Le champ de bataille était le théâtre de violence et de mort, mais il me semblait étrangement vide, comme si ce déferlement de rage n’était rien de plus qu’une banalité routinière. Comme si je m’y étais habitué… Dois-je vraiment tuer ? Et eux, ceux qui m’entourent, doivent-ils eux aussi me tuer ? Pourquoi ? Pour quelle raison ? Pour satisfaire l’ego des rois et des reines ? Pour la gloire ? Pour l’or ?
Et peut-être qu’ils ont raison.
Après tout, je suis peut-être le seul à remettre en cause cette folie… et peut-être que le fou ici, c’est moi. Mais je sais que dans tous les cas, on en ressort perdant, car la gloire se paie avec les remords, et dans un combat, les remords se paient avec la mort.
Brandissant son épée, il trancha l’air d’un coup puissant, qui envoya une dizaine d’adversaires valser au loin, avant de bondir au milieu des lignes ennemies.
Les hommes qui avaient eu le malheur de se retrouver près de lui n’eurent à peine le temps de se rendre compte de sa présence, qu’ils s’étaient écroulés au sol, la gorge tranchée ou la poitrine transpercée, se noyant dans leur sang.
Dans un rayon de quinze mètres, il était le seul debout. La posture décontractée et l’armure intacte. Sa présence effroyablement oppressante était accentuée par un étrange halo épais d’un mauve terne et froid qui émanait de lui.
Cette scène ne dura qu’un instant, avant que ses spectateurs n’en deviennent les tragiques acteurs à leur tour.
Enchaînant mort sur mort, regret sur regret, sa concentration morbide contrastait avec ses yeux vides. Il semblait ailleurs, perdu dans ses pensées, ressassant sans doute encore l’absurdité de la violence et de la mort qu’il infligeait pourtant lui-même.
Puis, soudain, un cri assourdissant attira son attention.
— Ha ! Quelle surprise, le flèau des Velarques est ici !
Un homme imposant aux traits bestiaux se dressa devant lui. Malgré le cliquetis infernal des épées, ses paroles étaient claires, comme si tous les soldats s’étaient tus par respect – ou par crainte – du géant qui lui faisait face.
— Oh ! Allons,, couvre-moi de prestige avec ta défaite et retourne voir ta noble reine et dis-lui à quel point je suis impatient de voir son royaume tomber.
Le chevalier ne bougea pas d’un pouce. Son indifférence était évidente, mais son épée oscillait, de gauche à droite, de vie à mort, tel un mauvais présage. Elle était prête à frapper à tout moment. Et soudain, ce moment arriva.

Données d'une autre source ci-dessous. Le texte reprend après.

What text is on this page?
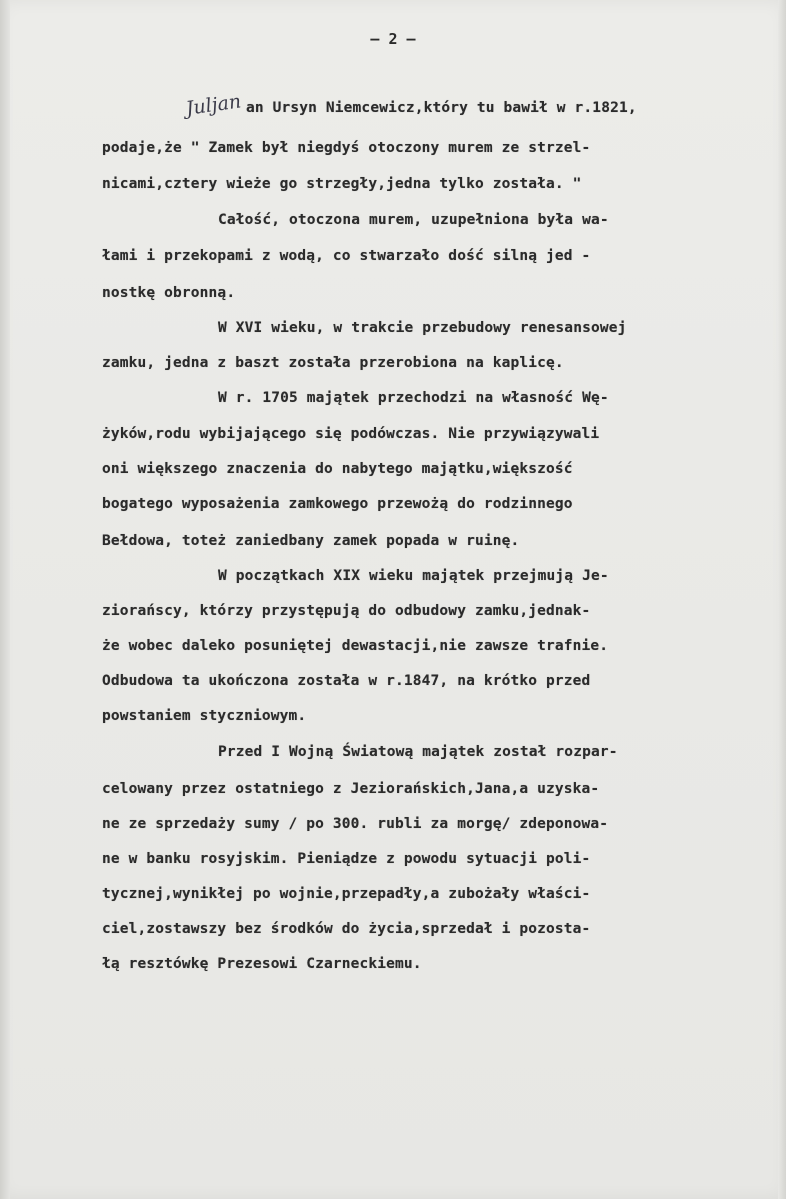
— 2 —
Juljan an Ursyn Niemcewicz,który tu bawił w r.1821,
podaje,że " Zamek był niegdyś otoczony murem ze strzel-
nicami,cztery wieże go strzegły,jedna tylko została. "
Całość, otoczona murem, uzupełniona była wa-
łami i przekopami z wodą, co stwarzało dość silną jed -
nostkę obronną.
W XVI wieku, w trakcie przebudowy renesansowej
zamku, jedna z baszt została przerobiona na kaplicę.
W r. 1705 majątek przechodzi na własność Wę-
żyków,rodu wybijającego się podówczas. Nie przywiązywali
oni większego znaczenia do nabytego majątku,większość
bogatego wyposażenia zamkowego przewożą do rodzinnego
Bełdowa, toteż zaniedbany zamek popada w ruinę.
W początkach XIX wieku majątek przejmują Je-
ziorańscy, którzy przystępują do odbudowy zamku,jednak-
że wobec daleko posuniętej dewastacji,nie zawsze trafnie.
Odbudowa ta ukończona została w r.1847, na krótko przed
powstaniem styczniowym.
Przed I Wojną Światową majątek został rozpar-
celowany przez ostatniego z Jeziorańskich,Jana,a uzyska-
ne ze sprzedaży sumy / po 300. rubli za morgę/ zdeponowa-
ne w banku rosyjskim. Pieniądze z powodu sytuacji poli-
tycznej,wynikłej po wojnie,przepadły,a zubożały właści-
ciel,zostawszy bez środków do życia,sprzedał i pozosta-
łą resztówkę Prezesowi Czarneckiemu.
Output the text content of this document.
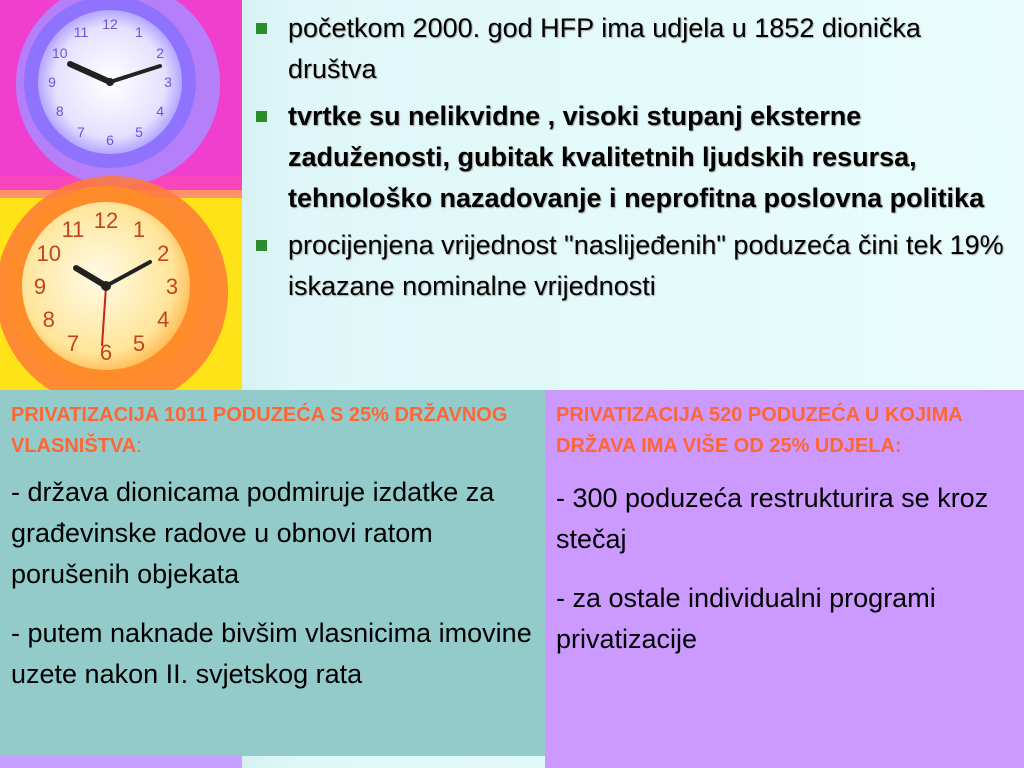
12 1
2
3
4
5
6
7
8
9
10
11
12 1
2
3
4
5
6
7
8
9
10
11
početkom 2000. god HFP ima udjela u 1852 dionička društva
tvrtke su nelikvidne , visoki stupanj eksterne zaduženosti, gubitak kvalitetnih ljudskih resursa, tehnološko nazadovanje i neprofitna poslovna politika
procijenjena vrijednost "naslijeđenih" poduzeća čini tek 19% iskazane nominalne vrijednosti
PRIVATIZACIJA 1011 PODUZEĆA S 25% DRŽAVNOG VLASNIŠTVA:
- država dionicama podmiruje izdatke za građevinske radove u obnovi ratom porušenih objekata
- putem naknade bivšim vlasnicima imovine uzete nakon II. svjetskog rata
PRIVATIZACIJA 520 PODUZEĆA U KOJIMA DRŽAVA IMA VIŠE OD 25% UDJELA:
- 300 poduzeća restrukturira se kroz stečaj
- za ostale individualni programi privatizacije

D’une vitesse anormale, il se précipita sur son adversaire et tenta de lui asséner un violent coup d’épée au cou. L’attaque fut esquivée de justesse, mais à peine le colosse avait-il eu le temps de se redresser qu’une deuxième frappe jaillissait, l’obligeant à reculer encore.
Honteusement repoussé, le titan poussa un juron et s’exclama :
— Salaud ! Tu crois vraiment pouvoir me tuer aussi facilement ?
Il marqua une pause, puis éclata d’un rire amer.
— Ha ! Imbécile… Sais-tu seulement qui je suis ?
Aucune réponse. Le chevalier se contentait de le fixer avec dédain. Une arrogance insupportable qui fit naître en lui une colère monstrueuse, à son effigie.
— Hé ! Je te parle ! rugit-il. JE SUIS LE ROI D’ASTAR ! LE FAISEUR DE VEUVE ! TU PENSES VRAIMENT QUE TU PEUX ME TUER SI FACILEMENT ?
Ses hurlements résonnèrent sur le champ de bataille. Brûlant de rage, il brandit ses haches, aussi imposantes qu’un humain, et chargea.
Sa vitesse était stupéfiante malgré sa carrure massive. Il déferla sur lui tel une bête assoiffée de sang, ses yeux rougis par la soif de vengeance.
Mais cette fois, le chevalier l’attendait. Entre témérité et courage, la nuance était faible… Le grand roi d’Astar était-il devenu fou ?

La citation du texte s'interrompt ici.